Certainly the attention brought to the acts who have covered “Without You,” by itself, is a greater contribution than many bands or artists have ever been able to make. However, in many decades when the rise and fall of twentieth-century rock is written with a detached pen, it will be this story along with other tales of perfidy for money by people like Saul Zantz (who screwed Creedence Clearwater Revival so hard that John Fogerty got sued for performing songs he had written and recorded) and others that tells the real truth behind what may eventually prove to have killed rock and roll:  not mp3’s and file-sharing, but the gluttonous, greedy, and mutinous mismanagement of talented human beings by greedy, avaricious managers who weren’t even smart enough to avoid cooking the goose that laid their golden eggs.
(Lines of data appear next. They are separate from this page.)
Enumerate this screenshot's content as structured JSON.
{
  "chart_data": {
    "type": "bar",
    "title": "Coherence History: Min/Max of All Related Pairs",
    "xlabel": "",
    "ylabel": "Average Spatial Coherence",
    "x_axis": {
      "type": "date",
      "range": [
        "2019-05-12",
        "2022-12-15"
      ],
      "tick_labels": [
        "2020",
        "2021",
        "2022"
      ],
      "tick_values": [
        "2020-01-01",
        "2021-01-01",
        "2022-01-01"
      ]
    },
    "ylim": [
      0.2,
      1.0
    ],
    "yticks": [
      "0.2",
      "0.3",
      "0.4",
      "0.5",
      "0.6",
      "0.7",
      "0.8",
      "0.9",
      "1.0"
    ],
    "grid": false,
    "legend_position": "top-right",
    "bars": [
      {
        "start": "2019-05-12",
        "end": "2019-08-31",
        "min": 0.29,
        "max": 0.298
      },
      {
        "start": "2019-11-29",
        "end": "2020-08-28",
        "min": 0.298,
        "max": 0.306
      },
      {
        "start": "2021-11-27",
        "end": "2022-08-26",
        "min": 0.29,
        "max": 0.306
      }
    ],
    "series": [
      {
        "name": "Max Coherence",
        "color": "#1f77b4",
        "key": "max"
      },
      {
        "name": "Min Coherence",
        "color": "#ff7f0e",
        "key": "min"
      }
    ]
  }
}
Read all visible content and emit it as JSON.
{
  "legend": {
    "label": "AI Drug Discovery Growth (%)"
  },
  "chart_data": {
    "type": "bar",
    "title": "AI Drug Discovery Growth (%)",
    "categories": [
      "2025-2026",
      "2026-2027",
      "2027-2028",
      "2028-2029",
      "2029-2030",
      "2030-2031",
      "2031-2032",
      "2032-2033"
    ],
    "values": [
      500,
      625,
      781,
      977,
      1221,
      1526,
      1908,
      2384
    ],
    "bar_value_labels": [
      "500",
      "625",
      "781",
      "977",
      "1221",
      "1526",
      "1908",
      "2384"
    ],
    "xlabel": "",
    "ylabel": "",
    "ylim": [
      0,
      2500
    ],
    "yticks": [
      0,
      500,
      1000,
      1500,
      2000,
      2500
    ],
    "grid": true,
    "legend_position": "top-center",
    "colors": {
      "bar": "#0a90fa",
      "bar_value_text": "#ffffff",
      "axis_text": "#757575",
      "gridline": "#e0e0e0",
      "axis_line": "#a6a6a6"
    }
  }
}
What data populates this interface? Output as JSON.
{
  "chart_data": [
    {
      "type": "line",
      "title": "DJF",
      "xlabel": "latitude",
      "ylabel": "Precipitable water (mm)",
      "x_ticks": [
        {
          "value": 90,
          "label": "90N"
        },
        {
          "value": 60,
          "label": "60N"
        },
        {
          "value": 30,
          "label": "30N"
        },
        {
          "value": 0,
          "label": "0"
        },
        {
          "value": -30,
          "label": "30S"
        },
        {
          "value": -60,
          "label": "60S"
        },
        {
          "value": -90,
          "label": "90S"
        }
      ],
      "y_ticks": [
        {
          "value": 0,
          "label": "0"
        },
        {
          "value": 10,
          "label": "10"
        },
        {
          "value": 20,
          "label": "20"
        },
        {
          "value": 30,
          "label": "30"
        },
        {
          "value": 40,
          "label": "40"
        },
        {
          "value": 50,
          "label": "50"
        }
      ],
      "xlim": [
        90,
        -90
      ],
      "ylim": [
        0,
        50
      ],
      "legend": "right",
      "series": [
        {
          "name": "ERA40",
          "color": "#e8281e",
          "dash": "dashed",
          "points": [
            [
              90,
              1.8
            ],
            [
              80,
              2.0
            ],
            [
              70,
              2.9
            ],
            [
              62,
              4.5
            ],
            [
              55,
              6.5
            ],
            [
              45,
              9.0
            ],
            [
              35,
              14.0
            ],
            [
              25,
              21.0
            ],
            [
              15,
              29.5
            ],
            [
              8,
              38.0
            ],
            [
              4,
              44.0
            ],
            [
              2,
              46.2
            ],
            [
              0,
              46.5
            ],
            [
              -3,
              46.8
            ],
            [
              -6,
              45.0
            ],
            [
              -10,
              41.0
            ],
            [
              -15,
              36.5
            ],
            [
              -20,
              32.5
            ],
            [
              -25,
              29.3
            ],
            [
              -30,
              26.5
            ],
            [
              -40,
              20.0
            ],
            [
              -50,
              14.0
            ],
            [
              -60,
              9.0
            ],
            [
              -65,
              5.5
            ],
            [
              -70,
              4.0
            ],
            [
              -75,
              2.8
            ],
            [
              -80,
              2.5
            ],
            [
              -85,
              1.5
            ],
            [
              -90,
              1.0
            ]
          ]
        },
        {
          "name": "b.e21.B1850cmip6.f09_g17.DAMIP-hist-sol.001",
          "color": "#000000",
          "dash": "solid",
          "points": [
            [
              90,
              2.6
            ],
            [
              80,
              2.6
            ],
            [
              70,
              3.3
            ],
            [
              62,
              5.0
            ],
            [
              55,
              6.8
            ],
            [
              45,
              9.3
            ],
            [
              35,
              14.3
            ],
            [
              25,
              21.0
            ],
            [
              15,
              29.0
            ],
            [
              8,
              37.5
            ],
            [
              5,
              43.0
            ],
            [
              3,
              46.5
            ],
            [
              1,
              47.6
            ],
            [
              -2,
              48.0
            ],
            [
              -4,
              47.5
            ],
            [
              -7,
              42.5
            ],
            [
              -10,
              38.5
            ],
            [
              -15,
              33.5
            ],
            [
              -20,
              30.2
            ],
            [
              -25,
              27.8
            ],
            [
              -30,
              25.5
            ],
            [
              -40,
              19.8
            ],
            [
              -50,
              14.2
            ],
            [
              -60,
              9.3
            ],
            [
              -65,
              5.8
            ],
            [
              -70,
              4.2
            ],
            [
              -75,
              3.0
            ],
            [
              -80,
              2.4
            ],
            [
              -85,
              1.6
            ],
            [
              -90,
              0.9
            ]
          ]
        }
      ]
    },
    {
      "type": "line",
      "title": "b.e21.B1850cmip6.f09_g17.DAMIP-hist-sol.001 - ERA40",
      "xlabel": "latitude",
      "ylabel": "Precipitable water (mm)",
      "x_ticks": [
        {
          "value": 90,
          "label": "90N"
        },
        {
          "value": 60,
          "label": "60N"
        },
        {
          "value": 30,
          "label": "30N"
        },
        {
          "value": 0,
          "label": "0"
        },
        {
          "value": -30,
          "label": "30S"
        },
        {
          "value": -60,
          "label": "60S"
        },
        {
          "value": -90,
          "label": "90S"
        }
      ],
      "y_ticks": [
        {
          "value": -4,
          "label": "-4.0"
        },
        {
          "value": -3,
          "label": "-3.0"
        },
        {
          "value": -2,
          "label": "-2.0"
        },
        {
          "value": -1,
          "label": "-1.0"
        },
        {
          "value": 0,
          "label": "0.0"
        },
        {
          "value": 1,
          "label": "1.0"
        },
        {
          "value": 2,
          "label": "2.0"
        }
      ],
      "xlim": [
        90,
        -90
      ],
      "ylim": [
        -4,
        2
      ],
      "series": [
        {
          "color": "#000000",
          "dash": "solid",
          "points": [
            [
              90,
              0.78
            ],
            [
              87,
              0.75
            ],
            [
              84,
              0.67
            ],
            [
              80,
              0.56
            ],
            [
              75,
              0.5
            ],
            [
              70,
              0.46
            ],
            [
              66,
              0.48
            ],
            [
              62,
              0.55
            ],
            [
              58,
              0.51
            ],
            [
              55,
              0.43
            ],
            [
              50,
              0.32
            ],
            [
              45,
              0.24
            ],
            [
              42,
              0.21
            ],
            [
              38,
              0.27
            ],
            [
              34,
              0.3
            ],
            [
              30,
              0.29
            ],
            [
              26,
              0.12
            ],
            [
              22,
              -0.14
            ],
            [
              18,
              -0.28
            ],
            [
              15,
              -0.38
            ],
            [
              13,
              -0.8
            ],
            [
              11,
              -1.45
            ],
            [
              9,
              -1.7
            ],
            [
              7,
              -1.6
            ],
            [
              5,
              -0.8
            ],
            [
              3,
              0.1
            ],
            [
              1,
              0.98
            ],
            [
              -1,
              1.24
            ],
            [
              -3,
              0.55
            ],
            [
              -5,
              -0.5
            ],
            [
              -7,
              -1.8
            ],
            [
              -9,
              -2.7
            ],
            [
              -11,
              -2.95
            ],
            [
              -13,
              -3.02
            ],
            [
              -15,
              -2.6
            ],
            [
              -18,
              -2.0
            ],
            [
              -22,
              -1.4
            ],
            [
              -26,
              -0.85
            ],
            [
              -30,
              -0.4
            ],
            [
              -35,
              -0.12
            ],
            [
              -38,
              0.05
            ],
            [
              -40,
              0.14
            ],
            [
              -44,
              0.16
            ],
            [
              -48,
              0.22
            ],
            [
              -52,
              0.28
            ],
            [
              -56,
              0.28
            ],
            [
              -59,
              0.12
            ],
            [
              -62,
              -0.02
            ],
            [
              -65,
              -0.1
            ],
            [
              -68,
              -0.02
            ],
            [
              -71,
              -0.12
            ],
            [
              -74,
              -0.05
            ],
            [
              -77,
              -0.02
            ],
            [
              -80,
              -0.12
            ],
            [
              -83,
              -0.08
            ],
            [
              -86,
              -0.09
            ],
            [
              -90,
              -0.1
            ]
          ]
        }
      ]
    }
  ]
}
Pete Ham – writer of a song that has been recorded by nearly two hundred different artists and sold over twenty million copies – killed himself believing that he was destitute.  Further arguments over that same money ended up costing his bandmate Tom Evans his life as well, and the surviving band members lived and continue to live the rest of their lives under the weight of that loss.  Perhaps the breaking of the record company & manager business model in music by the rise of independent distribution enabled by the digital age will prove a blessing in disguise.

Addendum, 08-Aug-2014:  BF enjoyed a brief renaissance when their fourth major hit, “Baby Blue,” was used as the fade-out track for the last scene of the last show of the last season of the popular US television drama “Breaking Bad.”